1. De puriteinen hebben de aanklagende functie van de wet geaccentueerd, om aan te geven hoe het Evangelie klinkt tegen de achtergrond van onze verlorenheid en hoe Christus persoonlijke betekenis krijgt in de weg van ontdekking aan de zonde. Vervaagt deze tweeslag, dan is het gevaar reëel dat de verwondering over Gods verlossing plaatsmaakt voor vanzelfsprekendheid, met als gevolg oppervlakkigheid.

De puriteinen waren ook bang dat een oppervlakkig schuldbesef een oppervlakkig christenleven zou meebrengen, waarin het kwaad niet radicaal genoeg wordt bestreden. Hiervan kunnen we eveneens leren. Is een oppervlakkige visie op de zonde in het christenleven niet te herleiden tot een vluchtige en oppervlakkige ontdekking aan schuld? Moeten we dan niet indringender en ernstiger over de zonde denken en spreken?

2. Ook predikanten kunnen veel leren van de puriteinse opwekking tot een heilig leven alsook van de ernst waarmee de puriteinen de zonde in het christenleven beschrijven om de gelovigen aan te sporen tot geestelijke tegenstand. Voorgangers zijn tot zegen voor de gemeente als ze groeien in toewijding aan God en van daaruit de zonde krachtig bestrijden. De studeerkamer is een stille plaats waar ze vele uren doorbrengen voor de overdenking van het Woord en voor andere bezigheden. Toch kan het ook een plaats zijn waar verborgen zonden naar boven komen en voortwoekeren. Het is aangrijpend als predikanten struikelen op financieel of seksueel terrein. Geeft dit niet de bittere en dringende noodzaak aan om allereerst de zondige hartstochten in Gods kracht te bestrijden?

3. De puriteinen stellen enerzijds dat de geestelijke verlossing al werkelijkheid is in de gaven van vergeving, vernieuwing en volharding (Rom. 5, 6 en 8). Anderzijds is er vanwege innerlijke zondigheid en uiterlijke gebrokenheid sprake van voorlopigheid (Rom. 7), zodat de rechtvaardiging van de goddeloze een centrale geloofswerkelijkheid blijft. Geestelijke groei betekent dat een diepere kennis van de persoonlijke zondigheid samengaat met een diepere kennis van het heil in Christus.

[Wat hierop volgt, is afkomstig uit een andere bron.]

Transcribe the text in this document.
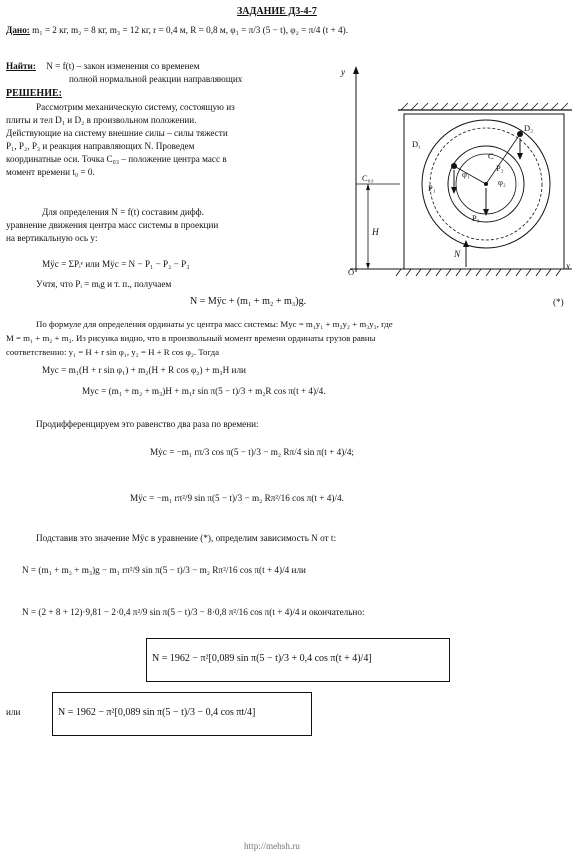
ЗАДАНИЕ Д3-4-7
Дано: m₁ = 2 кг, m₂ = 8 кг, m₃ = 12 кг, r = 0,4 м, R = 0,8 м, φ₁ = π/3 (5 − t), φ₂ = π/4 (t + 4).
Найти: N = f(t) – закон изменения со временем
полной нормальной реакции направляющих
РЕШЕНИЕ:
Рассмотрим механическую систему, состоящую из
плиты и тел D₁ и D₂ в произвольном положении.
Действующие на систему внешние силы – силы тяжести
P₁, P₂, P₃ и реакция направляющих N. Проведем
координатные оси. Точка C₀₃ – положение центра масс в
момент времени t₀ = 0.
Для определения N = f(t) составим дифф.
уравнение движения центра масс системы в проекции
на вертикальную ось y:
Mÿc = ΣPᵢᵉ или Mÿc = N − P₁ − P₂ − P₃
Учтя, что Pᵢ = mᵢg и т. п., получаем
N = Mÿc + (m₁ + m₂ + m₃)g.	(*)
По формуле для определения ординаты yc центра масс системы: Myc = m₁y₁ + m₂y₂ + m₃y₃, где
M = m₁ + m₂ + m₃. Из рисунка видно, что в произвольный момент времени ординаты грузов равны
соответственно: y₁ = H + r sin φ₁, y₂ = H + R cos φ₂. Тогда
Myc = m₁(H + r sin φ₁) + m₂(H + R cos φ₂) + m₃H или
Myc = (m₁ + m₂ + m₃)H + m₁r sin π(5 − t)/3 + m₂R cos π(t + 4)/4.
Продифференцируем это равенство два раза по времени:
Mẏc = −m₁ rπ/3 cos π(5 − t)/3 − m₂ Rπ/4 sin π(t + 4)/4;
Mÿc = −m₁ rπ²/9 sin π(5 − t)/3 − m₂ Rπ²/16 cos π(t + 4)/4.
Подставив это значение Mÿc в уравнение (*), определим зависимость N от t:
N = (m₁ + m₂ + m₃)g − m₁ rπ²/9 sin π(5 − t)/3 − m₂ Rπ²/16 cos π(t + 4)/4 или
N = (2 + 8 + 12)·9,81 − 2·0,4 π²/9 sin π(5 − t)/3 − 8·0,8 π²/16 cos π(t + 4)/4 и окончательно:
N = 1962 − π²[0,089 sin π(5 − t)/3 + 0,4 cos π(t + 4)/4]
или	N = 1962 − π²[0,089 sin π(5 − t)/3 − 0,4 cos πt/4]
http://mehsh.ru
y
C₀₃
H
D₁
D₂
C
P₁
P₂
P₃
N
φ₁
φ₂
O
x
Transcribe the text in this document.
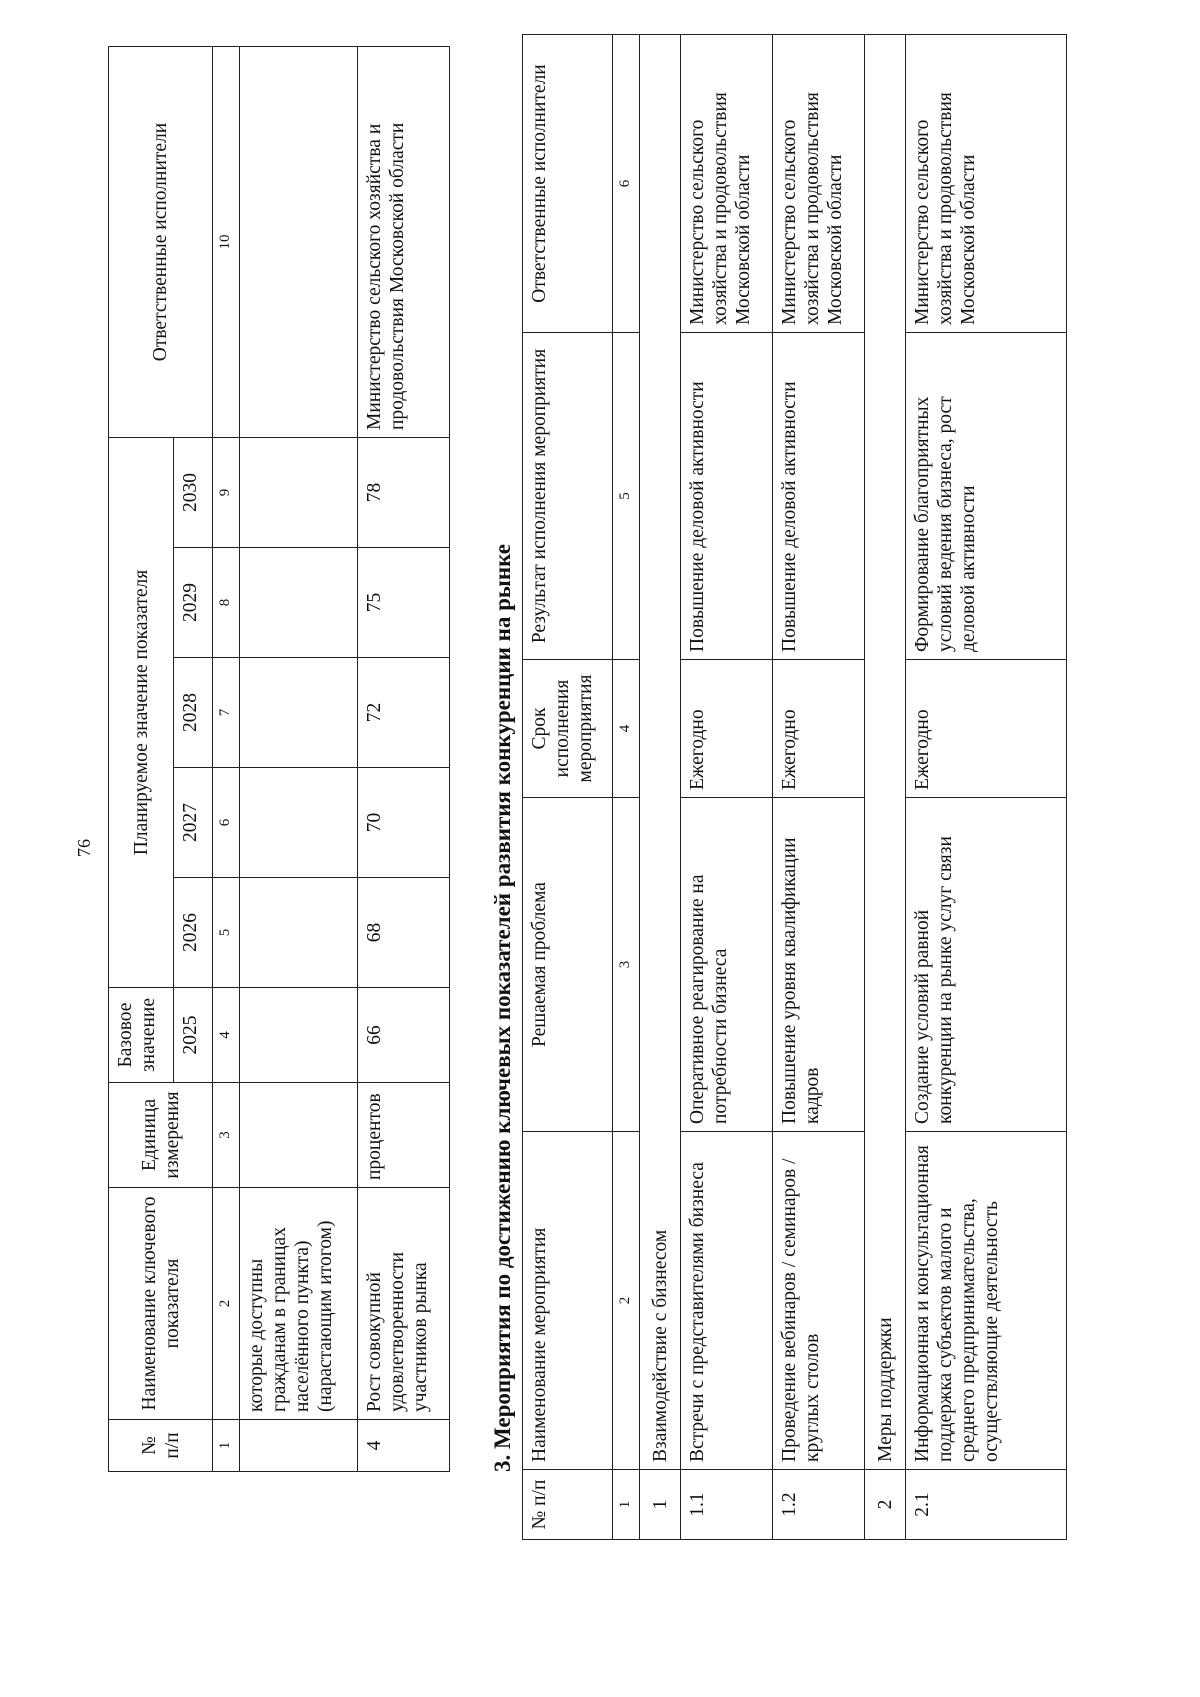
76
№ п/п	Наименование ключевого показателя	Единица измерения	Базовое значение	Планируемое значение показателя					Ответственные исполнители
			2025	2026	2027	2028	2029	2030	
1	2	3	4	5	6	7	8	9	10
	которые доступны гражданам в границах населённого пункта) (нарастающим итогом)								
4	Рост совокупной удовлетворенности участников рынка	процентов	66	68	70	72	75	78	Министерство сельского хозяйства и продовольствия Московской области
3. Мероприятия по достижению ключевых показателей развития конкуренции на рынке
№ п/п	Наименование мероприятия	Решаемая проблема	Срок исполнения мероприятия	Результат исполнения мероприятия	Ответственные исполнители
1	2	3	4	5	6
1	Взаимодействие с бизнесом				
1.1	Встречи с представителями бизнеса	Оперативное реагирование на потребности бизнеса	Ежегодно	Повышение деловой активности	Министерство сельского хозяйства и продовольствия Московской области
1.2	Проведение вебинаров / семинаров / круглых столов	Повышение уровня квалификации кадров	Ежегодно	Повышение деловой активности	Министерство сельского хозяйства и продовольствия Московской области
2	Меры поддержки				
2.1	Информационная и консультационная поддержка субъектов малого и среднего предпринимательства, осуществляющие деятельность	Создание условий равной конкуренции на рынке услуг связи	Ежегодно	Формирование благоприятных условий ведения бизнеса, рост деловой активности	Министерство сельского хозяйства и продовольствия Московской области
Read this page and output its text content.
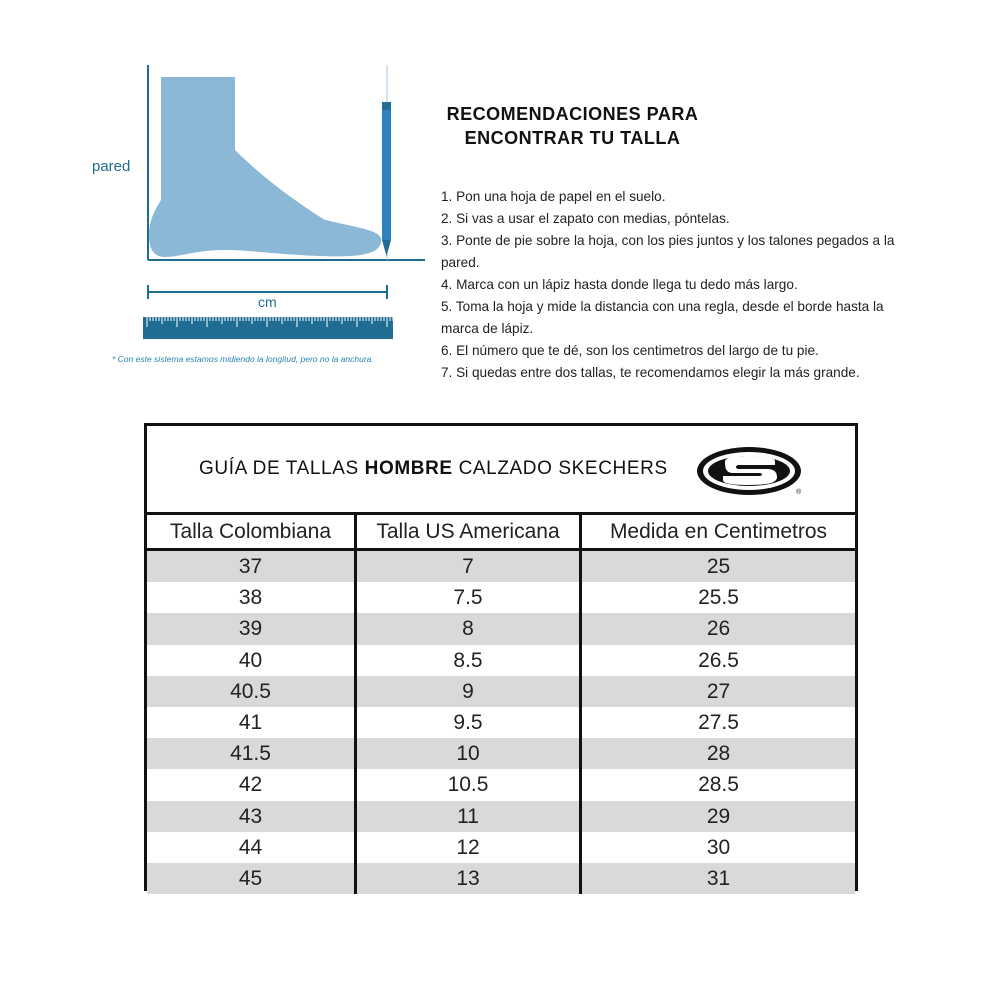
pared
cm
* Con este sistema estamos midiendo la longitud, pero no la anchura.
RECOMENDACIONES PARA
ENCONTRAR TU TALLA
1. Pon una hoja de papel en el suelo.
2. Si vas a usar el zapato con medias, póntelas.
3. Ponte de pie sobre la hoja, con los pies juntos y los talones pegados a la pared.
4. Marca con un lápiz hasta donde llega tu dedo más largo.
5. Toma la hoja y mide la distancia con una regla, desde el borde hasta la marca de lápiz.
6. El número que te dé, son los centimetros del largo de tu pie.
7. Si quedas entre dos tallas, te recomendamos elegir la más grande.
GUÍA DE TALLAS HOMBRE CALZADO SKECHERS
®
Talla Colombiana	Talla US Americana	Medida en Centimetros
37	7	25
38	7.5	25.5
39	8	26
40	8.5	26.5
40.5	9	27
41	9.5	27.5
41.5	10	28
42	10.5	28.5
43	11	29
44	12	30
45	13	31
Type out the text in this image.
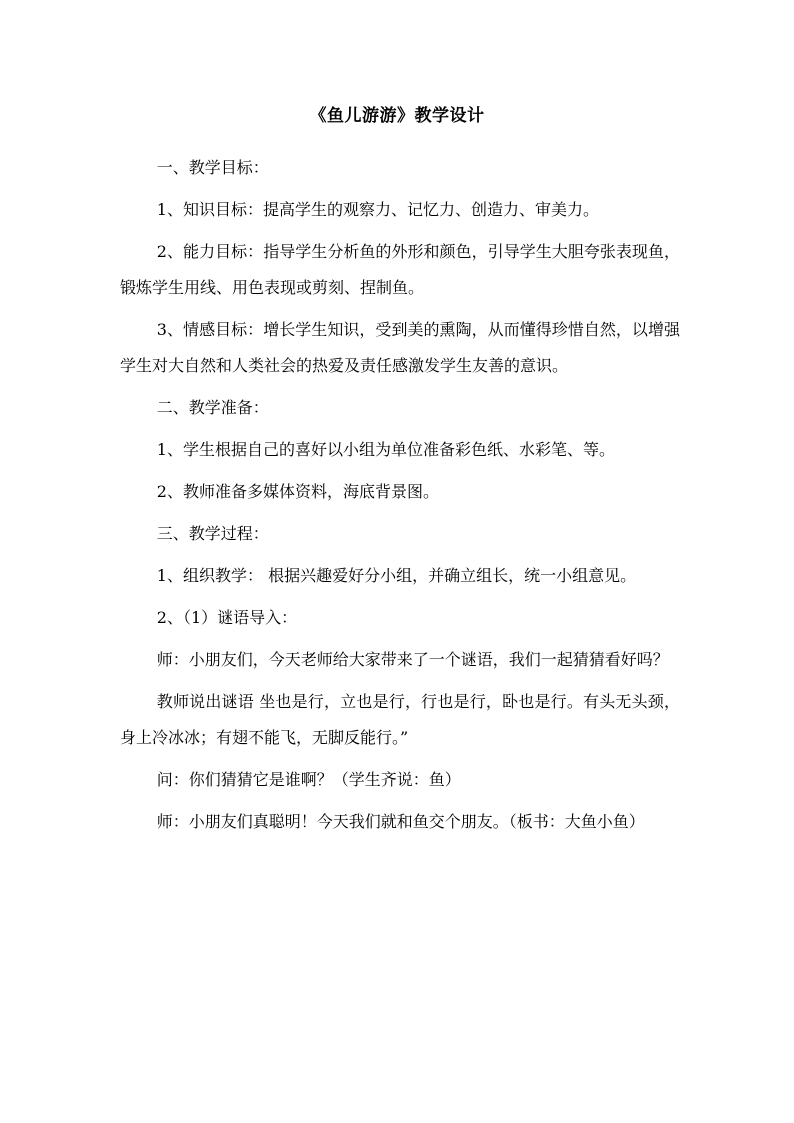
《鱼儿游游》教学设计

一、教学目标：

1、知识目标：提高学生的观察力、记忆力、创造力、审美力。

2、能力目标：指导学生分析鱼的外形和颜色，引导学生大胆夸张表现鱼，锻炼学生用线、用色表现或剪刻、捏制鱼。

3、情感目标：增长学生知识，受到美的熏陶，从而懂得珍惜自然，以增强学生对大自然和人类社会的热爱及责任感激发学生友善的意识。

二、教学准备：

1、学生根据自己的喜好以小组为单位准备彩色纸、水彩笔、等。

2、教师准备多媒体资料，海底背景图。

三、教学过程：

1、组织教学： 根据兴趣爱好分小组，并确立组长，统一小组意见。

2、（1）谜语导入：

师：小朋友们，今天老师给大家带来了一个谜语，我们一起猜猜看好吗？

教师说出谜语 坐也是行，立也是行，行也是行，卧也是行。有头无头颈，身上冷冰冰；有翅不能飞，无脚反能行。”

问：你们猜猜它是谁啊？（学生齐说：鱼）

师：小朋友们真聪明！今天我们就和鱼交个朋友。（板书：大鱼小鱼）
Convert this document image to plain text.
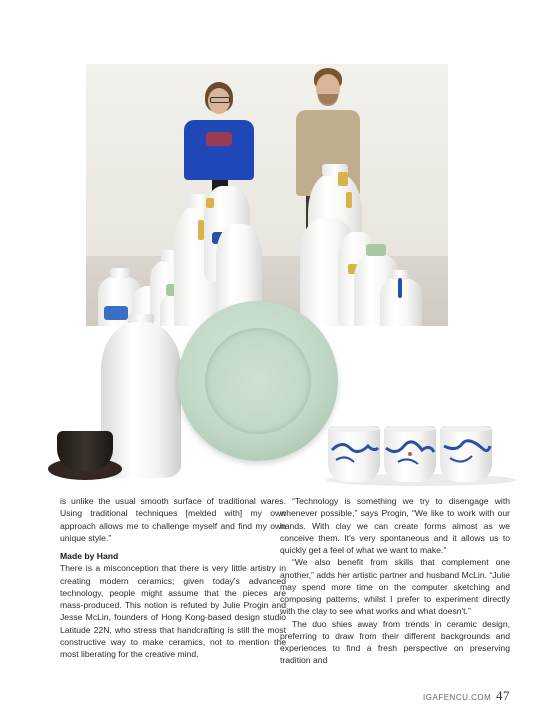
is unlike the usual smooth surface of traditional wares. Using traditional techniques [melded with] my own approach allows me to challenge myself and find my own unique style.”

Made by Hand

There is a misconception that there is very little artistry in creating modern ceramics; given today's advanced technology, people might assume that the pieces are mass-produced. This notion is refuted by Julie Progin and Jesse McLin, founders of Hong Kong-based design studio Latitude 22N, who stress that handcrafting is still the most constructive way to make ceramics, not to mention the most liberating for the creative mind.

“Technology is something we try to disengage with whenever possible,” says Progin, “We like to work with our hands. With clay we can create forms almost as we conceive them. It's very spontaneous and it allows us to quickly get a feel of what we want to make.”

“We also benefit from skills that complement one another,” adds her artistic partner and husband McLin. “Julie may spend more time on the computer sketching and composing patterns, whilst I prefer to experiment directly with the clay to see what works and what doesn't.”

The duo shies away from trends in ceramic design, preferring to draw from their different backgrounds and experiences to find a fresh perspective on preserving tradition and

IGAFENCU.COM 47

In nauwe samenhang daarmee geeft de benadering vanuit de wedergeboorte en de leiding van Gods Geest de puriteinen gelegenheid om het christenleven praktisch-pastoraal te benaderen. De gelovige is geroepen om in afhankelijkheid van de Heilige Geest de genademiddelen te gebruiken. Tegelijk dient hij de tegenkrachten, zoals de duivel en het vlees, te bestrijden. Juist de praktisch-pastorale invalshoek levert talloze wenken op waarmee we onze winst kunnen doen.

Heart Cry

Tot slot wil ik deze puriteinse visie op het christenleven in gesprek brengen met eigentijdse stemmen die invloed uitoefenen in de gereformeerde gezindte. Zo zoekt de beweging Heart Cry naar geestelijke vernieuwing van de reformatorische kring en legt ze de vinger bij de schraalheid van het geestelijk leven in vele gemeenten en gelovigen. Als we afgaan op verwijzingen naar puriteinse geschriften en citaten op de website van Heart Cry, dan vertoont deze beweging raakvlakken met de puriteinen. Tegelijk verwerkt ze ook stemmen uit de heiligingsbeweging van de 19e eeuw en uit onze tijd die een meer optimistische kijk op de christen verwoorden.

We kunnen met puriteinse accenten die de stichting onder de aandacht brengt onze winst doen, zoals de nadruk op heiligheid, de doding van de zonde en de waarde van het gebed. De vraag is echter wel hoe de nadruk op de heiliging en vooral op een overwinningsleven zich verhoudt tot de rechtvaardiging van de goddeloze als blijvende basis van het geloofsleven. Hoe ziet de gelovige zichzelf en hoe ziet zijn geestelijke groei eruit?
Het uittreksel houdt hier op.